Une centralisation inédite du pouvoir militaire et politique
Cette double casquette n’est pas une première en Afrique de l’Ouest, mais elle prend une dimension particulière au Mali. Depuis le coup d’État de 2020 qui avait renversé Ibrahim Boubacar Keïta, la junte du colonel Goïta a multiplié les annonces de retour à l’ordre constitutionnel, sans jamais concrétiser pleinement ces promesses. L’intégration du ministère de la Défense à son portefeuille personnel marque une nouvelle étape dans la militarisation de l’État malien.
D’après les observateurs locaux, cette décision pourrait s’inscrire dans la continuité des tensions récurrentes entre l’exécutif transitoire et les partenaires internationaux, notamment la CEDEAO, qui exige un calendrier électoral strict. « C’est une façon de montrer que la junte ne compte pas lâcher les rênes », analyse un analyste politique basé à Bamako, qui préfère rester anonyme.
Un contexte sécuritaire toujours dégradé
Le Mali fait face, depuis 2012, à une crise sécuritaire chronique, marquée par la montée des groupes armés jihadistes et les tensions intercommunautaires.
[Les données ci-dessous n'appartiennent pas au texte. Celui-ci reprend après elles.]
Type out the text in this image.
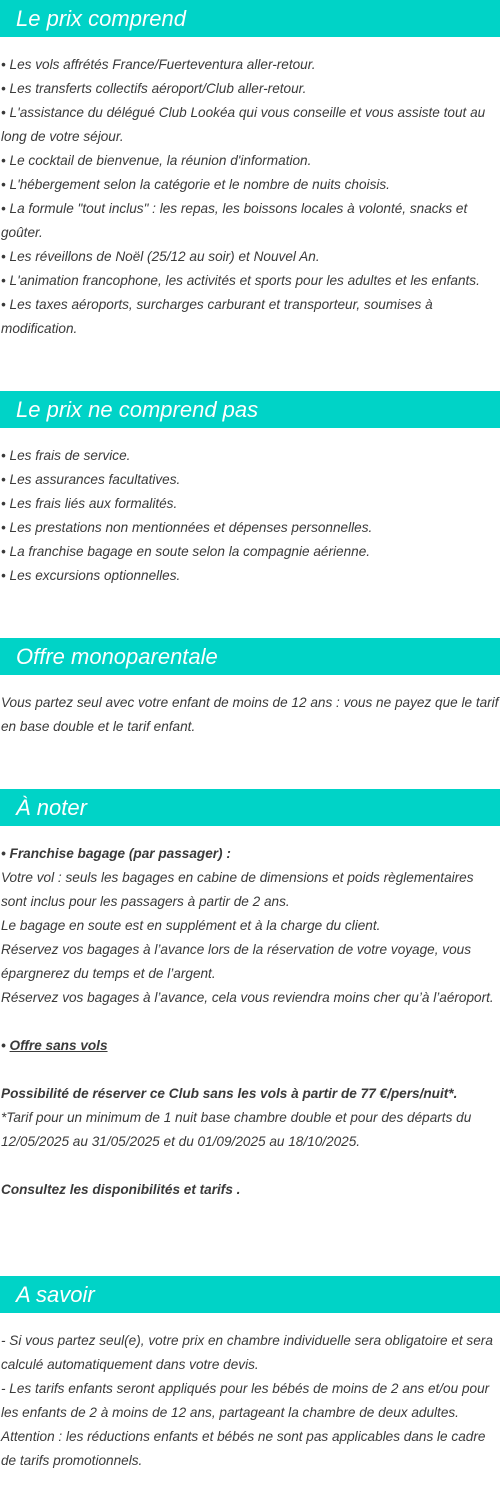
Le prix comprend
• Les vols affrétés France/Fuerteventura aller-retour.
• Les transferts collectifs aéroport/Club aller-retour.
• L'assistance du délégué Club Lookéa qui vous conseille et vous assiste tout au long de votre séjour.
• Le cocktail de bienvenue, la réunion d'information.
• L'hébergement selon la catégorie et le nombre de nuits choisis.
• La formule "tout inclus" : les repas, les boissons locales à volonté, snacks et goûter.
• Les réveillons de Noël (25/12 au soir) et Nouvel An.
• L'animation francophone, les activités et sports pour les adultes et les enfants.
• Les taxes aéroports, surcharges carburant et transporteur, soumises à modification.
Le prix ne comprend pas
• Les frais de service.
• Les assurances facultatives.
• Les frais liés aux formalités.
• Les prestations non mentionnées et dépenses personnelles.
• La franchise bagage en soute selon la compagnie aérienne.
• Les excursions optionnelles.
Offre monoparentale
Vous partez seul avec votre enfant de moins de 12 ans : vous ne payez que le tarif en base double et le tarif enfant.
À noter
• Franchise bagage (par passager) :
Votre vol : seuls les bagages en cabine de dimensions et poids règlementaires sont inclus pour les passagers à partir de 2 ans.
Le bagage en soute est en supplément et à la charge du client.
Réservez vos bagages à l’avance lors de la réservation de votre voyage, vous épargnerez du temps et de l’argent.
Réservez vos bagages à l’avance, cela vous reviendra moins cher qu’à l’aéroport.
• Offre sans vols
Possibilité de réserver ce Club sans les vols à partir de 77 €/pers/nuit*.
*Tarif pour un minimum de 1 nuit base chambre double et pour des départs du 12/05/2025 au 31/05/2025 et du 01/09/2025 au 18/10/2025.
Consultez les disponibilités et tarifs .
A savoir
- Si vous partez seul(e), votre prix en chambre individuelle sera obligatoire et sera calculé automatiquement dans votre devis.
- Les tarifs enfants seront appliqués pour les bébés de moins de 2 ans et/ou pour les enfants de 2 à moins de 12 ans, partageant la chambre de deux adultes.
Attention : les réductions enfants et bébés ne sont pas applicables dans le cadre de tarifs promotionnels.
En 2026, la situation reste critique : selon les dernières données de l’ONU, plus de 40 % du territoire échappe encore au contrôle des autorités. Dans ce contexte, la junte mise sur une refonte de l’appareil militaire pour tenter de reprendre l’avantage.
La nomination de Goïta à la Défense s’accompagne d’autres ajustements au sein de l’armée. Plusieurs officiers proches du président ont été promus, tandis que des généraux moins alignés sur le CNSP ont été écartés. « On assiste à une épuration progressive des hauts gradés qui pourraient contester l’autorité de Goïta », confie un ancien cadre du ministère malien de la Défense sous couvert d’anonymat.
« Le renforcement de la cohésion des forces armées et la sécurité nationale est une priorité absolue pour le gouvernement transitoire. Cette réorganisation permettra une meilleure coordination des actions militaires. »
Déclaration officielle du cabinet du Premier ministre malien, Choguel Kokalla Maïga, le 4 mai 2026
Réactions internationales et régionales en suspens
La communauté internationale suit cette évolution avec une attention particulière. La CEDEAO, qui avait suspendu le Mali de ses instances après les coups d’État de 2020 et 2021, n’a pas encore réagi officiellement à cette nomination. Lors de son dernier sommet en avril 2026, l’organisation ouest-africaine avait réitéré son exigence d’un retour à l’ordre constitutionnel « dans les meilleurs délais ».
Côté partenaires bilatéraux, la France, principale alliée militaire du Mali depuis des décennies, n’a pas encore fait de commentaire public. Paris avait gelé sa coopération avec Bamako après le second putsch de 2021, avant de reprendre un dialogue partiel en 2024. « La question est de savoir si cette nomination va être perçue comme un pas en avant ou un durcissement de la junte », estime un diplomate européen en poste à Ouagadougou.
Alors que Bamako tente de stabiliser une situation intérieure toujours volatile, cette décision interroge : jusqu’où la junte est-elle prête à aller pour conserver le pouvoir ? La réponse pourrait venir des prochaines échéances régionales, où le Mali devra négocier son retour dans le giron des institutions démocratiques ouest-africaines.
Selon les autorités maliennes, cette mesure vise à « renforcer la cohésion des forces armées et la sécurité nationale ». En pratique, elle permet au chef de la junte de contrôler directement l’appareil militaire, une stratégie déjà observée dans d’autres contextes de transition militaire en Afrique. La junte justifie cette centralisation par la nécessité de répondre à l’insécurité persistante, malgré les critiques sur la lenteur des réformes démocratiques.